Both problems rely on nearly identical dynamic programming structures.
The difference lies in what the recurrence measures.
Correctness
Every transformation from one string to another ends with one of three operations:
- Insert
- Delete
- Substitute (or match)
The recurrence considers all three possibilities and chooses the minimum cost.
Because every valid edit sequence corresponds to a path through the table, and every table entry records the optimal cost for its prefixes, the final value represents the minimum possible number of edits.
This is a classic optimal-substructure argument.
Common Pitfalls
Do not confuse substrings with subsequences.
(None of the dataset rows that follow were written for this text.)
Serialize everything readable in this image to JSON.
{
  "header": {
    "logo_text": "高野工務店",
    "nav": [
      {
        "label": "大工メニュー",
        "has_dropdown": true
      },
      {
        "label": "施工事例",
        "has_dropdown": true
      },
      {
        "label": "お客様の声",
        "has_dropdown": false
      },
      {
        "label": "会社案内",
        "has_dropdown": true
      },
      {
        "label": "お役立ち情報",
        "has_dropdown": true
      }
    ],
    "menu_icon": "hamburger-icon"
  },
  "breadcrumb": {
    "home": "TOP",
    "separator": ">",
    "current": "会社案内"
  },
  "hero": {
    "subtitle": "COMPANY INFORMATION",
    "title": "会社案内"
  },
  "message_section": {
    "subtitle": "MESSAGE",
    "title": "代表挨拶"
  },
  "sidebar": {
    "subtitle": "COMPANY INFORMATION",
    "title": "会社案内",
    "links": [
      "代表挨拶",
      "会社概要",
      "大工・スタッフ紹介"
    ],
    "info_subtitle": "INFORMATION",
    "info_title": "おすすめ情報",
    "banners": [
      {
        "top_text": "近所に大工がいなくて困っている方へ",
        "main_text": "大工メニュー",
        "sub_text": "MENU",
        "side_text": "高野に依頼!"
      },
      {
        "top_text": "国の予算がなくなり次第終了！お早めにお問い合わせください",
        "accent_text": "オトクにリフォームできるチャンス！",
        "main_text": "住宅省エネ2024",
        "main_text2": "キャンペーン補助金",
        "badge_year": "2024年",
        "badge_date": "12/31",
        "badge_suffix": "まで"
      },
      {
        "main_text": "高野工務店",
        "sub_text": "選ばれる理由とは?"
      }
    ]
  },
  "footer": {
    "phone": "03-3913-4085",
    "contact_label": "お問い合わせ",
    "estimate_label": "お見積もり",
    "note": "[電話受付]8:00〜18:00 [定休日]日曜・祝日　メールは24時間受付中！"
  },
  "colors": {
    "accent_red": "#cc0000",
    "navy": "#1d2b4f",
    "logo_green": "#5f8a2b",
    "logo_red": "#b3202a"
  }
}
Edit distance operates on complete prefixes during dynamic programming.
Be careful when indexing strings. Most implementation bugs arise from off-by-one errors in table construction.
Remember that edit distance is not always symmetric when custom weights are introduced.
For Unicode text, define whether operations apply to bytes, code points, or grapheme clusters.
Different choices produce different distances.
Takeaway
Edit distance replaces the binary notion of match versus mismatch with a quantitative notion of similarity. By modeling insertions, deletions, and substitutions as transitions in a dynamic programming table, it provides a principled way to compare strings that are almost, but not exactly, the same. This idea appears throughout information retrieval, computational biology, machine learning, and natural language processing, where imperfect matches are often more important than exact ones.